L’intervento del Presidente della Regione Lombardia apre poi a nuovi orizzonti come quello delle macroregioni. «Non sono contrario al concetto di Unione Europea, purché ci si renda conto che debba essere aggiornato. Uno dei passi fondamentali che è chiamata a fare oggi l'Europa è di passare da una concezione basata esclusivamente sugli Stati europei a quella delle macroregioni». Maroni ha segnalato, infatti, che quest’anno nascerà la Macroregione Alpina, riconosciuta dall'Ue:«Sarà una dimensione sovraregionale e sovrastatale composta da quarantotto regioni di sette stati diversi che, se saranno in grado di dar vita a una collaborazione efficace, determineranno le politiche unitarie dei prossimi anni».
 
Il direttore di Formiche Paolo Messa, che ha moderato il dibattito, ha fatto notare come due fenomeni politici degli ultimi anni si siano sommati senza integrarsi: «la maggiore incombenza dell'Unione europea nella vita quotidiana e nelle decisioni del legislatore - statale e regionale - e il federalismo».

«Oggi l'Italia è più vicina al caos che alla razionalizzazione - ha detto Maroni -. È sufficiente pensare all'identificazione delle province come unica fonte di sprechi del nostro Paese.
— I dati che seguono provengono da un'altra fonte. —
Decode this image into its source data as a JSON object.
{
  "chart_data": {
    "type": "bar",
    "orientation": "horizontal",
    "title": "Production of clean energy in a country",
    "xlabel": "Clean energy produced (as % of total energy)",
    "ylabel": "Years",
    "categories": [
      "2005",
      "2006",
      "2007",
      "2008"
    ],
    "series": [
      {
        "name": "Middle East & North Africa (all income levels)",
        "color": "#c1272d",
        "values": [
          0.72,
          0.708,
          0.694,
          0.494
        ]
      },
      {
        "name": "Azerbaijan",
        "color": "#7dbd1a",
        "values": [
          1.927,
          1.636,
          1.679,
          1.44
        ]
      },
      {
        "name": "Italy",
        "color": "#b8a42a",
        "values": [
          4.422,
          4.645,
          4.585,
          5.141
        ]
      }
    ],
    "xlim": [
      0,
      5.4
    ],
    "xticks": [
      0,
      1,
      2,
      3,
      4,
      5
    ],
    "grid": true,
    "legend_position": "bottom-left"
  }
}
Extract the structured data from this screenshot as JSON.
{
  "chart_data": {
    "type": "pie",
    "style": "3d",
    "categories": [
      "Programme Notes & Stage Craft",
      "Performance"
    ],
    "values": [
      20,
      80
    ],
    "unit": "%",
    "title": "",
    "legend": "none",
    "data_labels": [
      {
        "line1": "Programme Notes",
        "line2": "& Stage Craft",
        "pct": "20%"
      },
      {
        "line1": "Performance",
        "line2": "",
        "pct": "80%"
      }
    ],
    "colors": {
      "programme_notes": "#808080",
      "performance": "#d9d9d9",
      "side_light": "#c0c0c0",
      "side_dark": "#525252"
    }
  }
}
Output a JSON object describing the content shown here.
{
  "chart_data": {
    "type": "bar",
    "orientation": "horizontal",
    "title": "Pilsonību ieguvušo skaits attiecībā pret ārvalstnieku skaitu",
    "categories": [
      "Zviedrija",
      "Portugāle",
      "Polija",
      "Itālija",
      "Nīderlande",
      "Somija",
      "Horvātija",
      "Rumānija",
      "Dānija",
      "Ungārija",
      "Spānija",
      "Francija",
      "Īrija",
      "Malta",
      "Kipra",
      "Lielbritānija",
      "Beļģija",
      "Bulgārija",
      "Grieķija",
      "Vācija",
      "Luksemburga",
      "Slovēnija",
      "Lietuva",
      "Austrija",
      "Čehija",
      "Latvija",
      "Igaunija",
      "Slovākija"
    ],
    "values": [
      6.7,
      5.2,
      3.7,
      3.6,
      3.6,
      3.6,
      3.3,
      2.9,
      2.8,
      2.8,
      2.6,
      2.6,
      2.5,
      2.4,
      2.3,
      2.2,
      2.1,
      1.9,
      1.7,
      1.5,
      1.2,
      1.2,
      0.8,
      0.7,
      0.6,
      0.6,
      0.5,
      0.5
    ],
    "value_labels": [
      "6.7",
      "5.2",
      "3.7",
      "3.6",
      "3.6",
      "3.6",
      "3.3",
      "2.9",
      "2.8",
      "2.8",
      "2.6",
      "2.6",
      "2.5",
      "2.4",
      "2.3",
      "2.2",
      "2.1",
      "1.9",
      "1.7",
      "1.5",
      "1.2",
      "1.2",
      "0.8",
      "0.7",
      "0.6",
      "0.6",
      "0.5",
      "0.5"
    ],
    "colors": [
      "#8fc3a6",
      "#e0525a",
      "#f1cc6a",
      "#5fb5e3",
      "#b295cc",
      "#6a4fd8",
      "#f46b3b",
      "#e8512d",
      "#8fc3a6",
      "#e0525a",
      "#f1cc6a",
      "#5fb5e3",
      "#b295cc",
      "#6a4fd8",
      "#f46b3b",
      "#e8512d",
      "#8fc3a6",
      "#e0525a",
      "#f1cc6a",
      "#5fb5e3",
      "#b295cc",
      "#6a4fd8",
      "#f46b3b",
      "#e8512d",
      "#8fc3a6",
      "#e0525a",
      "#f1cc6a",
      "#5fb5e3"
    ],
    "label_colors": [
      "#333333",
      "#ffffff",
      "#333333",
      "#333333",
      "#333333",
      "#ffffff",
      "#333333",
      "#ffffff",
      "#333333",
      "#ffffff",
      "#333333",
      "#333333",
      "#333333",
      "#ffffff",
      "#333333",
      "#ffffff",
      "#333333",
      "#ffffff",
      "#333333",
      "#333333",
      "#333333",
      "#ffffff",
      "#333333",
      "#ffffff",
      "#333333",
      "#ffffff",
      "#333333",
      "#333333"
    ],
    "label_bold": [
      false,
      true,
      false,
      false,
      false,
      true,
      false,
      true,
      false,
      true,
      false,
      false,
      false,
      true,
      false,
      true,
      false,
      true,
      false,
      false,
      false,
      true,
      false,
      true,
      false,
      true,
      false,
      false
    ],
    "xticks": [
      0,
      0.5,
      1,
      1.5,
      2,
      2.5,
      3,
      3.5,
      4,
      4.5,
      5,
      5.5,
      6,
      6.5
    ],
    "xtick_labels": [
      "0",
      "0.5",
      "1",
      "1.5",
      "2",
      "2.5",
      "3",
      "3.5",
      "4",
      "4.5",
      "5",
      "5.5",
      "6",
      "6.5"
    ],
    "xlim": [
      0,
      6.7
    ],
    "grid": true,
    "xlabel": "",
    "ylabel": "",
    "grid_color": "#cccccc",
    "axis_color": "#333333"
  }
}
Il risultato è stato quello di non avere abolito queste entità territoriali, ma soltanto la loro elezione popolare, sottraendo fondi per un totale di un miliardo di euro e affidando alle stesse competenze esclusive che prima spettavano alle regioni».

Si è trattato di un errore di valutazione o è il frutto di «un disegno neocentralista ben definito, che va esattamente in senso contrario alla strada da seguire secondo il principio di sussidiarietà»? Secondo Maroni «l’Italia si trova in uno stato di transizione perenne, che fa oscillare il Paese avanti e indietro, senza giungere a un punto definitivo».
 
L’ultima parola del dibattito al direttore dell’Aseri: «Sino al 2008 l'Europa è stata il pilastro di un ordine liberale internazionale: non si discuteva prima di allora la possibilità che esistesse un modello alternativo di sviluppo economico. Oggi invece l'Ue è minacciata dal rischio di non essere più in grado di mantenere un adeguato livello di uguaglianza tra gli stati membri, dal momento che, a seguito della crisi finanziaria, è aumentata la distanza gerarchica tra questi», ha spiegato il professor Parsi. Come rispondere alle sfide lanciate dal terrorismo? «È necessario ridefinire quanto le decisioni dei singoli Stati vadano nella direzione di affermare un'unica presenza europea, senza tenere disgiunte la spinta comunitaria e quella intergovernativa che hanno caratterizzato l'Europa sin dagli inizi».